Когда говоришь «забвение», возникает что-то глобальное. А если перевести на житейский уровень, то все очень просто. Перестают узнавать на улице и спрашивают фамилию в регистратуре. Делал как-то уколы у знакомых врачей. Вальяжно вошел в какой-то кабинет, куда меня провел приятель, а там сидели девочки-студентки, которые помогали врачам регистрировать. Одна спрашивает: «Фамилия». Мой приятель ей сурово: «Ты с ума сошла? Это Ширвиндт!» Она стыдливо поняла, что, видимо, надо меня знать, но, кто я такой, по-прежнему не догадалась. Спрашивает: «Как пишется?»
Раньше, когда я входил в продуктовый магазин около нашей дачи, все покупатели, не говоря уже о продавцах и кассирах, подходили, справлялись о здоровье, помогали выбрать негнилой помидор. С каждым годом узнают все реже и реже. Что делать? Или прекратить ездить в магазин, или начать круглосуточно рекламировать какой-нибудь банк.
Деньги! Очень давно ехал я со съемок из Ленинграда в Москву и оказался в СВ с одним генералом, следователем. Сухой, с интеллигентным лицом. Первые полчаса он якобы читал какие-то материалы, а я якобы читал какую-то книжку. Потом мы оба поняли, что не выдержим, и выжрали бутылку коньяка, он расслабился, и я в процессе разговора заметил: «Слышал, что недавно следователь вашего уровня помог кому-то за взятку». Он сказал: «Ужасный случай, но бывают такие деньги, от которых невозможно отказаться». Это можно перенести на что угодно.

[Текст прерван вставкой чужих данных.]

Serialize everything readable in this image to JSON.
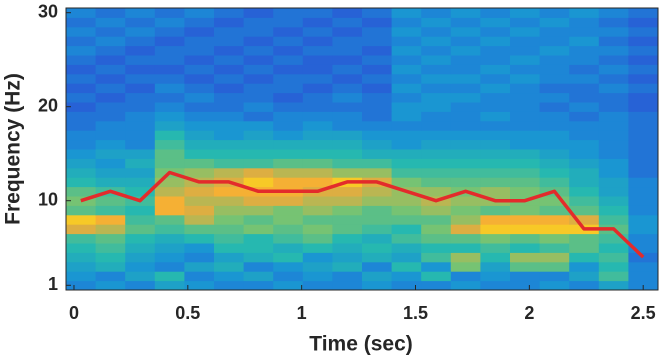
{
  "chart_data": {
    "type": "heatmap",
    "xlabel": "Time (sec)",
    "ylabel": "Frequency (Hz)",
    "x": [
      0.03,
      0.16,
      0.29,
      0.42,
      0.55,
      0.68,
      0.81,
      0.94,
      1.07,
      1.2,
      1.33,
      1.46,
      1.59,
      1.72,
      1.85,
      1.98,
      2.11,
      2.24,
      2.37,
      2.5
    ],
    "y": [
      1,
      2,
      3,
      4,
      5,
      6,
      7,
      8,
      9,
      10,
      11,
      12,
      13,
      14,
      15,
      16,
      17,
      18,
      19,
      20,
      21,
      22,
      23,
      24,
      25,
      26,
      27,
      28,
      29,
      30
    ],
    "z": [
      [
        0.3,
        0.35,
        0.3,
        0.4,
        0.35,
        0.3,
        0.3,
        0.35,
        0.3,
        0.3,
        0.35,
        0.3,
        0.3,
        0.35,
        0.3,
        0.3,
        0.35,
        0.3,
        0.4,
        0.3
      ],
      [
        0.35,
        0.3,
        0.4,
        0.5,
        0.3,
        0.35,
        0.4,
        0.3,
        0.35,
        0.3,
        0.4,
        0.35,
        0.5,
        0.3,
        0.35,
        0.3,
        0.3,
        0.4,
        0.55,
        0.3
      ],
      [
        0.4,
        0.45,
        0.35,
        0.3,
        0.4,
        0.45,
        0.3,
        0.35,
        0.4,
        0.45,
        0.3,
        0.5,
        0.35,
        0.65,
        0.4,
        0.6,
        0.6,
        0.35,
        0.5,
        0.3
      ],
      [
        0.45,
        0.5,
        0.4,
        0.35,
        0.3,
        0.4,
        0.45,
        0.5,
        0.35,
        0.4,
        0.45,
        0.4,
        0.55,
        0.7,
        0.5,
        0.7,
        0.7,
        0.5,
        0.55,
        0.25
      ],
      [
        0.5,
        0.55,
        0.45,
        0.4,
        0.35,
        0.5,
        0.5,
        0.45,
        0.5,
        0.45,
        0.5,
        0.45,
        0.5,
        0.5,
        0.55,
        0.5,
        0.55,
        0.6,
        0.5,
        0.3
      ],
      [
        0.55,
        0.6,
        0.5,
        0.45,
        0.5,
        0.55,
        0.5,
        0.55,
        0.6,
        0.5,
        0.45,
        0.55,
        0.6,
        0.6,
        0.65,
        0.6,
        0.65,
        0.6,
        0.55,
        0.3
      ],
      [
        0.8,
        0.75,
        0.6,
        0.55,
        0.6,
        0.6,
        0.65,
        0.6,
        0.65,
        0.6,
        0.55,
        0.5,
        0.65,
        0.8,
        0.9,
        0.9,
        0.9,
        0.9,
        0.6,
        0.35
      ],
      [
        0.9,
        0.85,
        0.55,
        0.6,
        0.75,
        0.65,
        0.6,
        0.65,
        0.6,
        0.6,
        0.6,
        0.6,
        0.6,
        0.7,
        0.85,
        0.85,
        0.85,
        0.8,
        0.55,
        0.35
      ],
      [
        0.6,
        0.55,
        0.5,
        0.85,
        0.8,
        0.7,
        0.7,
        0.65,
        0.7,
        0.65,
        0.6,
        0.65,
        0.7,
        0.65,
        0.6,
        0.65,
        0.6,
        0.6,
        0.5,
        0.3
      ],
      [
        0.65,
        0.6,
        0.55,
        0.85,
        0.75,
        0.75,
        0.8,
        0.8,
        0.75,
        0.75,
        0.7,
        0.7,
        0.75,
        0.7,
        0.7,
        0.65,
        0.65,
        0.55,
        0.45,
        0.3
      ],
      [
        0.6,
        0.55,
        0.5,
        0.75,
        0.8,
        0.85,
        0.85,
        0.85,
        0.8,
        0.8,
        0.75,
        0.7,
        0.7,
        0.65,
        0.7,
        0.65,
        0.6,
        0.5,
        0.4,
        0.3
      ],
      [
        0.5,
        0.45,
        0.45,
        0.7,
        0.75,
        0.8,
        0.9,
        0.85,
        0.85,
        0.9,
        0.8,
        0.65,
        0.6,
        0.6,
        0.6,
        0.6,
        0.55,
        0.45,
        0.4,
        0.3
      ],
      [
        0.45,
        0.4,
        0.4,
        0.65,
        0.7,
        0.75,
        0.8,
        0.75,
        0.75,
        0.7,
        0.7,
        0.55,
        0.55,
        0.55,
        0.55,
        0.55,
        0.5,
        0.45,
        0.35,
        0.25
      ],
      [
        0.4,
        0.35,
        0.45,
        0.6,
        0.6,
        0.55,
        0.55,
        0.6,
        0.6,
        0.55,
        0.55,
        0.5,
        0.5,
        0.5,
        0.5,
        0.5,
        0.45,
        0.4,
        0.35,
        0.25
      ],
      [
        0.35,
        0.4,
        0.4,
        0.6,
        0.5,
        0.5,
        0.5,
        0.5,
        0.5,
        0.5,
        0.45,
        0.45,
        0.45,
        0.45,
        0.45,
        0.45,
        0.4,
        0.35,
        0.3,
        0.25
      ],
      [
        0.3,
        0.35,
        0.3,
        0.55,
        0.45,
        0.45,
        0.45,
        0.45,
        0.45,
        0.45,
        0.4,
        0.35,
        0.4,
        0.4,
        0.4,
        0.35,
        0.35,
        0.35,
        0.3,
        0.25
      ],
      [
        0.3,
        0.3,
        0.3,
        0.5,
        0.4,
        0.35,
        0.4,
        0.35,
        0.4,
        0.4,
        0.35,
        0.35,
        0.35,
        0.35,
        0.35,
        0.35,
        0.35,
        0.3,
        0.3,
        0.25
      ],
      [
        0.25,
        0.3,
        0.3,
        0.4,
        0.35,
        0.35,
        0.35,
        0.3,
        0.35,
        0.3,
        0.3,
        0.3,
        0.3,
        0.3,
        0.3,
        0.3,
        0.3,
        0.3,
        0.3,
        0.25
      ],
      [
        0.25,
        0.25,
        0.3,
        0.35,
        0.3,
        0.3,
        0.25,
        0.3,
        0.3,
        0.3,
        0.25,
        0.35,
        0.3,
        0.3,
        0.35,
        0.3,
        0.3,
        0.25,
        0.3,
        0.25
      ],
      [
        0.2,
        0.25,
        0.25,
        0.3,
        0.25,
        0.25,
        0.3,
        0.25,
        0.25,
        0.25,
        0.25,
        0.35,
        0.35,
        0.3,
        0.3,
        0.3,
        0.25,
        0.3,
        0.25,
        0.2
      ],
      [
        0.25,
        0.2,
        0.25,
        0.25,
        0.3,
        0.25,
        0.25,
        0.2,
        0.25,
        0.3,
        0.25,
        0.3,
        0.35,
        0.35,
        0.3,
        0.3,
        0.3,
        0.25,
        0.25,
        0.2
      ],
      [
        0.2,
        0.25,
        0.2,
        0.3,
        0.25,
        0.2,
        0.25,
        0.25,
        0.2,
        0.25,
        0.2,
        0.35,
        0.3,
        0.3,
        0.35,
        0.3,
        0.25,
        0.25,
        0.3,
        0.25
      ],
      [
        0.25,
        0.2,
        0.25,
        0.25,
        0.2,
        0.25,
        0.2,
        0.25,
        0.25,
        0.2,
        0.25,
        0.3,
        0.35,
        0.35,
        0.3,
        0.35,
        0.3,
        0.3,
        0.25,
        0.2
      ],
      [
        0.2,
        0.25,
        0.2,
        0.2,
        0.25,
        0.2,
        0.25,
        0.2,
        0.2,
        0.25,
        0.2,
        0.35,
        0.3,
        0.3,
        0.35,
        0.3,
        0.3,
        0.25,
        0.3,
        0.25
      ],
      [
        0.25,
        0.2,
        0.25,
        0.25,
        0.2,
        0.25,
        0.2,
        0.25,
        0.2,
        0.2,
        0.25,
        0.3,
        0.35,
        0.3,
        0.3,
        0.35,
        0.3,
        0.3,
        0.25,
        0.2
      ],
      [
        0.3,
        0.25,
        0.2,
        0.25,
        0.25,
        0.2,
        0.25,
        0.2,
        0.25,
        0.25,
        0.2,
        0.35,
        0.3,
        0.35,
        0.3,
        0.3,
        0.35,
        0.3,
        0.3,
        0.25
      ],
      [
        0.25,
        0.3,
        0.25,
        0.2,
        0.25,
        0.25,
        0.2,
        0.25,
        0.2,
        0.25,
        0.25,
        0.3,
        0.35,
        0.3,
        0.35,
        0.3,
        0.3,
        0.35,
        0.25,
        0.2
      ],
      [
        0.3,
        0.25,
        0.3,
        0.25,
        0.2,
        0.25,
        0.25,
        0.2,
        0.25,
        0.2,
        0.25,
        0.35,
        0.3,
        0.35,
        0.3,
        0.35,
        0.3,
        0.3,
        0.3,
        0.25
      ],
      [
        0.25,
        0.3,
        0.25,
        0.3,
        0.25,
        0.2,
        0.25,
        0.25,
        0.2,
        0.25,
        0.2,
        0.3,
        0.35,
        0.3,
        0.35,
        0.3,
        0.35,
        0.3,
        0.25,
        0.2
      ],
      [
        0.3,
        0.25,
        0.3,
        0.25,
        0.3,
        0.25,
        0.2,
        0.25,
        0.25,
        0.2,
        0.25,
        0.35,
        0.3,
        0.35,
        0.3,
        0.35,
        0.3,
        0.35,
        0.3,
        0.25
      ]
    ],
    "clim": [
      0,
      1
    ],
    "colormap": [
      "#352a87",
      "#2b56d6",
      "#1992d6",
      "#26b8b0",
      "#7fc46c",
      "#f5a838",
      "#f9fb0e"
    ],
    "series": [
      {
        "color": "#e32b2b",
        "values": [
          10,
          11,
          10,
          13,
          12,
          12,
          11,
          11,
          11,
          12,
          12,
          11,
          10,
          11,
          10,
          10,
          11,
          7,
          7,
          4
        ]
      }
    ],
    "xlim": [
      -0.035,
      2.565
    ],
    "ylim": [
      0.5,
      30.5
    ],
    "xticks": [
      0,
      0.5,
      1,
      1.5,
      2,
      2.5
    ],
    "yticks": [
      1,
      10,
      20,
      30
    ]
  }
}
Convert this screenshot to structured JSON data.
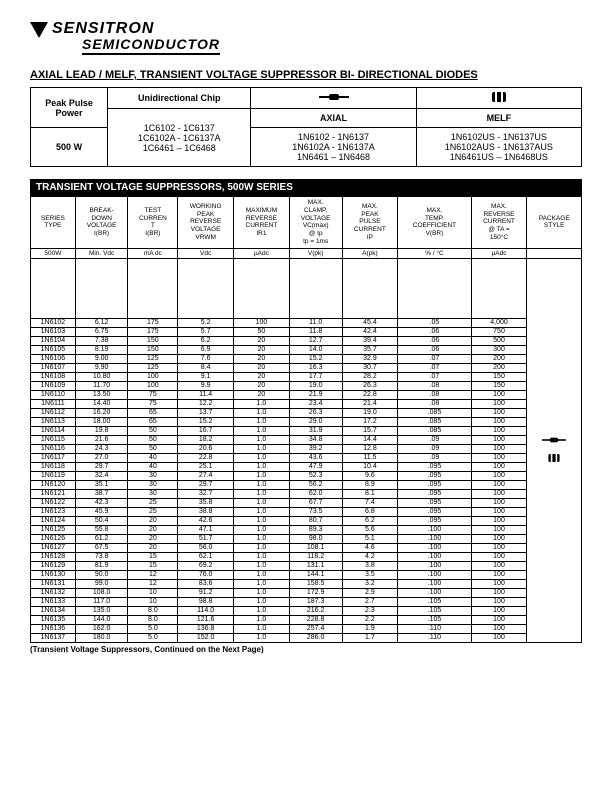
{
  "logo": {
    "line1": "SENSITRON",
    "line2": "SEMICONDUCTOR"
  },
  "main_title": "AXIAL LEAD / MELF, TRANSIENT VOLTAGE SUPPRESSOR BI- DIRECTIONAL DIODES",
  "product_table": {
    "headers": {
      "pulse": "Peak Pulse\nPower",
      "chip": "Unidirectional Chip",
      "axial": "AXIAL",
      "melf": "MELF"
    },
    "power": "500 W",
    "chip_lines": [
      "1C6102 - 1C6137",
      "1C6102A - 1C6137A",
      "1C6461 – 1C6468"
    ],
    "axial_lines": [
      "1N6102 - 1N6137",
      "1N6102A - 1N6137A",
      "1N6461 – 1N6468"
    ],
    "melf_lines": [
      "1N6102US - 1N6137US",
      "1N6102AUS - 1N6137AUS",
      "1N6461US – 1N6468US"
    ]
  },
  "section_title": "TRANSIENT VOLTAGE SUPPRESSORS, 500W SERIES",
  "columns": [
    "SERIES\nTYPE",
    "BREAK-\nDOWN\nVOLTAGE\nI(BR)",
    "TEST\nCURREN\nT\nI(BR)",
    "WORKING\nPEAK\nREVERSE\nVOLTAGE\nVRWM",
    "MAXIMUM\nREVERSE\nCURRENT\nIR1",
    "MAX.\nCLAMP.\nVOLTAGE\nVC(max)\n@ Ip\ntp = 1ms",
    "MAX.\nPEAK\nPULSE\nCURRENT\nIP",
    "MAX.\nTEMP.\nCOEFFICIENT\nV(BR)",
    "MAX.\nREVERSE\nCURRENT\n@ TA =\n150°C",
    "PACKAGE\nSTYLE"
  ],
  "units": [
    "500W",
    "Min. Vdc",
    "mA dc",
    "Vdc",
    "µAdc",
    "V(pk)",
    "A(pk)",
    "% / °C",
    "µAdc",
    ""
  ],
  "rows": [
    [
      "1N6102",
      "6.12",
      "175",
      "5.2",
      "100",
      "11.0",
      "45.4",
      ".05",
      "4,000"
    ],
    [
      "1N6103",
      "6.75",
      "175",
      "5.7",
      "50",
      "11.8",
      "42.4",
      ".06",
      "750"
    ],
    [
      "1N6104",
      "7.38",
      "150",
      "6.2",
      "20",
      "12.7",
      "39.4",
      ".06",
      "500"
    ],
    [
      "1N6105",
      "8.19",
      "150",
      "6.9",
      "20",
      "14.0",
      "35.7",
      ".06",
      "300"
    ],
    [
      "1N6106",
      "9.00",
      "125",
      "7.6",
      "20",
      "15.2",
      "32.9",
      ".07",
      "200"
    ],
    [
      "1N6107",
      "9.90",
      "125",
      "8.4",
      "20",
      "16.3",
      "30.7",
      ".07",
      "200"
    ],
    [
      "1N6108",
      "10.80",
      "100",
      "9.1",
      "20",
      "17.7",
      "28.2",
      ".07",
      "150"
    ],
    [
      "1N6109",
      "11.70",
      "100",
      "9.9",
      "20",
      "19.0",
      "26.3",
      ".08",
      "150"
    ],
    [
      "1N6110",
      "13.50",
      "75",
      "11.4",
      "20",
      "21.9",
      "22.8",
      ".08",
      "100"
    ],
    [
      "1N6111",
      "14.40",
      "75",
      "12.2",
      "1.0",
      "23.4",
      "21.4",
      ".08",
      "100"
    ],
    [
      "1N6112",
      "16.20",
      "65",
      "13.7",
      "1.0",
      "26.3",
      "19.0",
      ".085",
      "100"
    ],
    [
      "1N6113",
      "18.00",
      "65",
      "15.2",
      "1.0",
      "29.0",
      "17.2",
      ".085",
      "100"
    ],
    [
      "1N6114",
      "19.8",
      "50",
      "16.7",
      "1.0",
      "31.9",
      "15.7",
      ".085",
      "100"
    ],
    [
      "1N6115",
      "21.6",
      "50",
      "18.2",
      "1.0",
      "34.8",
      "14.4",
      ".09",
      "100"
    ],
    [
      "1N6116",
      "24.3",
      "50",
      "20.6",
      "1.0",
      "39.2",
      "12.8",
      ".09",
      "100"
    ],
    [
      "1N6117",
      "27.0",
      "40",
      "22.8",
      "1.0",
      "43.6",
      "11.5",
      ".09",
      "100"
    ],
    [
      "1N6118",
      "29.7",
      "40",
      "25.1",
      "1.0",
      "47.9",
      "10.4",
      ".095",
      "100"
    ],
    [
      "1N6119",
      "32.4",
      "30",
      "27.4",
      "1.0",
      "52.3",
      "9.6",
      ".095",
      "100"
    ],
    [
      "1N6120",
      "35.1",
      "30",
      "29.7",
      "1.0",
      "56.2",
      "8.9",
      ".095",
      "100"
    ],
    [
      "1N6121",
      "38.7",
      "30",
      "32.7",
      "1.0",
      "62.0",
      "8.1",
      ".095",
      "100"
    ],
    [
      "1N6122",
      "42.3",
      "25",
      "35.8",
      "1.0",
      "67.7",
      "7.4",
      ".095",
      "100"
    ],
    [
      "1N6123",
      "45.9",
      "25",
      "38.8",
      "1.0",
      "73.5",
      "6.8",
      ".095",
      "100"
    ],
    [
      "1N6124",
      "50.4",
      "20",
      "42.6",
      "1.0",
      "80.7",
      "6.2",
      ".095",
      "100"
    ],
    [
      "1N6125",
      "55.8",
      "20",
      "47.1",
      "1.0",
      "89.3",
      "5.6",
      ".100",
      "100"
    ],
    [
      "1N6126",
      "61.2",
      "20",
      "51.7",
      "1.0",
      "98.0",
      "5.1",
      ".100",
      "100"
    ],
    [
      "1N6127",
      "67.5",
      "20",
      "56.0",
      "1.0",
      "108.1",
      "4.6",
      ".100",
      "100"
    ],
    [
      "1N6128",
      "73.8",
      "15",
      "62.1",
      "1.0",
      "118.2",
      "4.2",
      ".100",
      "100"
    ],
    [
      "1N6129",
      "81.9",
      "15",
      "69.2",
      "1.0",
      "131.1",
      "3.8",
      ".100",
      "100"
    ],
    [
      "1N6130",
      "90.0",
      "12",
      "76.0",
      "1.0",
      "144.1",
      "3.5",
      ".100",
      "100"
    ],
    [
      "1N6131",
      "99.0",
      "12",
      "83.6",
      "1.0",
      "158.5",
      "3.2",
      ".100",
      "100"
    ],
    [
      "1N6132",
      "108.0",
      "10",
      "91.2",
      "1.0",
      "172.9",
      "2.9",
      ".100",
      "100"
    ],
    [
      "1N6133",
      "117.0",
      "10",
      "98.8",
      "1.0",
      "187.3",
      "2.7",
      ".105",
      "100"
    ],
    [
      "1N6134",
      "135.0",
      "8.0",
      "114.0",
      "1.0",
      "216.2",
      "2.3",
      ".105",
      "100"
    ],
    [
      "1N6135",
      "144.0",
      "8.0",
      "121.6",
      "1.0",
      "228.8",
      "2.2",
      ".105",
      "100"
    ],
    [
      "1N6136",
      "162.0",
      "5.0",
      "136.8",
      "1.0",
      "257.4",
      "1.9",
      ".110",
      "100"
    ],
    [
      "1N6137",
      "180.0",
      "5.0",
      "152.0",
      "1.0",
      "286.0",
      "1.7",
      ".110",
      "100"
    ]
  ],
  "footnote": "(Transient Voltage Suppressors, Continued on the Next Page)"
}
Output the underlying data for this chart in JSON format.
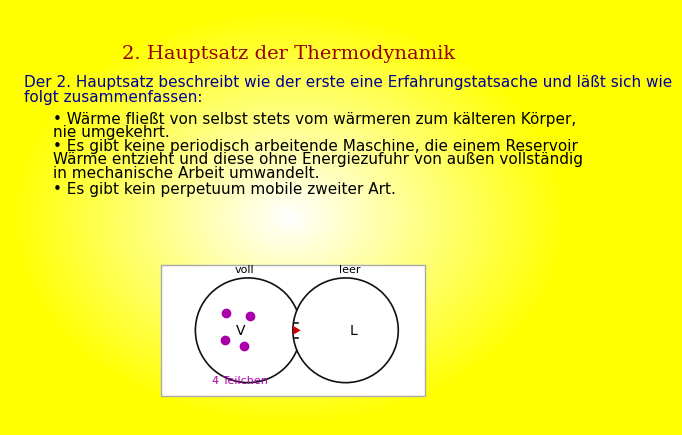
{
  "title": "2. Hauptsatz der Thermodynamik",
  "title_color": "#990000",
  "title_fontsize": 14,
  "bg_color_center": "#ffffff",
  "bg_color_edge": "#ffff00",
  "body_text_color": "#000099",
  "body_text_line1": "Der 2. Hauptsatz beschreibt wie der erste eine Erfahrungstatsache und läßt sich wie",
  "body_text_line2": "folgt zusammenfassen:",
  "bullet1_line1": "• Wärme fließt von selbst stets vom wärmeren zum kälteren Körper,",
  "bullet1_line2": "nie umgekehrt.",
  "bullet2_line1": "• Es gibt keine periodisch arbeitende Maschine, die einem Reservoir",
  "bullet2_line2": "Wärme entzieht und diese ohne Energiezufuhr von außen vollständig",
  "bullet2_line3": "in mechanische Arbeit umwandelt.",
  "bullet3": "• Es gibt kein perpetuum mobile zweiter Art.",
  "diagram_label_voll": "voll",
  "diagram_label_leer": "leer",
  "diagram_label_V": "V",
  "diagram_label_L": "L",
  "diagram_label_teilchen": "4 Teilchen",
  "diagram_teilchen_color": "#aa00aa",
  "diagram_arrow_color": "#cc0000",
  "diagram_border_color": "#111111",
  "diagram_bg": "#ffffff",
  "text_fontsize": 11,
  "bullet_fontsize": 11
}
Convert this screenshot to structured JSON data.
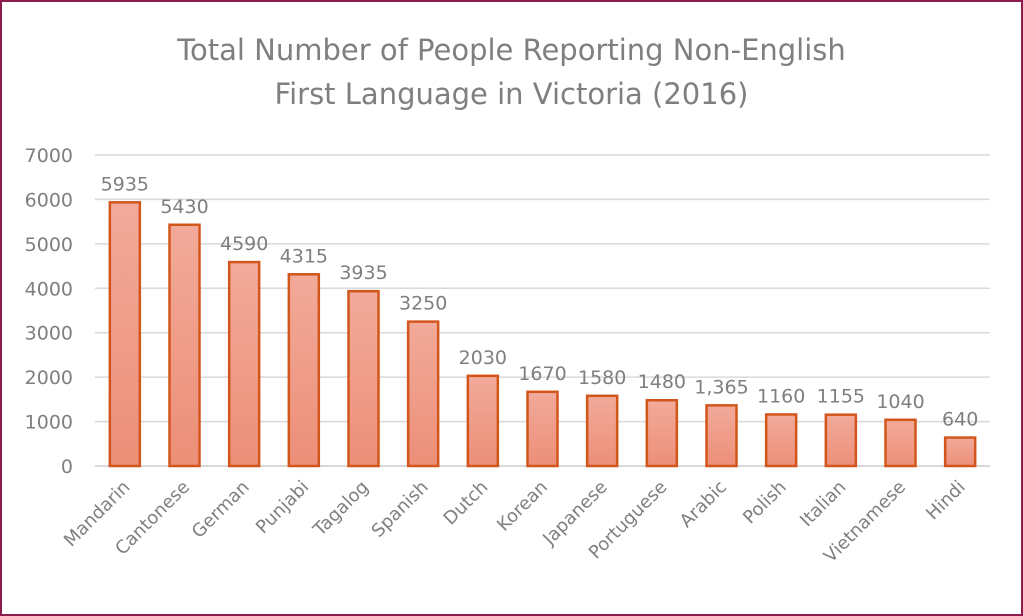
{
  "chart_data": {
    "type": "bar",
    "title_line1": "Total Number of People Reporting Non-English",
    "title_line2": "First Language in Victoria (2016)",
    "xlabel": "",
    "ylabel": "",
    "ylim": [
      0,
      7000
    ],
    "yticks": [
      0,
      1000,
      2000,
      3000,
      4000,
      5000,
      6000,
      7000
    ],
    "grid": true,
    "legend": "none",
    "categories": [
      "Mandarin",
      "Cantonese",
      "German",
      "Punjabi",
      "Tagalog",
      "Spanish",
      "Dutch",
      "Korean",
      "Japanese",
      "Portuguese",
      "Arabic",
      "Polish",
      "Italian",
      "Vietnamese",
      "Hindi"
    ],
    "values": [
      5935,
      5430,
      4590,
      4315,
      3935,
      3250,
      2030,
      1670,
      1580,
      1480,
      1365,
      1160,
      1155,
      1040,
      640
    ],
    "data_labels": [
      "5935",
      "5430",
      "4590",
      "4315",
      "3935",
      "3250",
      "2030",
      "1670",
      "1580",
      "1480",
      "1,365",
      "1160",
      "1155",
      "1040",
      "640"
    ],
    "colors": {
      "bar_fill_top": "#f2aa9a",
      "bar_fill_bottom": "#ec8f78",
      "bar_stroke": "#d2561b",
      "grid": "#d9d9d9",
      "text": "#7f7f7f",
      "border": "#8b1d4f"
    }
  }
}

Но кто-то меня все-таки еще знает. Недавно получил письмо: «Здравствуйте, Александр Анатольевич! Пишет Вам Ваня из Санкт-Петербурга. Мне 12 лет, и я являюсь вашим поклонником. Я им являюсь большую часть своей жизни».
Моя любимая передача – брата Женечки Симоновой Юрия Вяземского «Умницы и умники». Я понимаю, что там есть элемент режиссуры и подготовки, но потрясает географический разброс участников.
Допустим: «Клюева Маша, поселок Бздынь Бздыньского района». Она сидит в Бздыни и знает двоюродную сестру Робеспьера. Меня это совершенно умиляет и обнадеживает.
То же в Церкви. Молодое и среднее поколение духовенства. Мало с кем я знаком, но визуально – это другие лица: интеллигентные, красивые, с хорошими лбами и чистыми бородами. Это не хилые служки и пьяные попики из классики. И чем ниже ранг, тем более горящие глаза. Это замечательно, потому что если театр должен существовать, то Церковь не может не существовать.
Отрывок 32. А там-то все-таки что?
С каждым витком жизни все больше ощущаю, что там что-то есть. Часто совпадения бывают такими непредсказуемыми, что думаешь: это может быть только оттуда. Надо себе придумать Бога.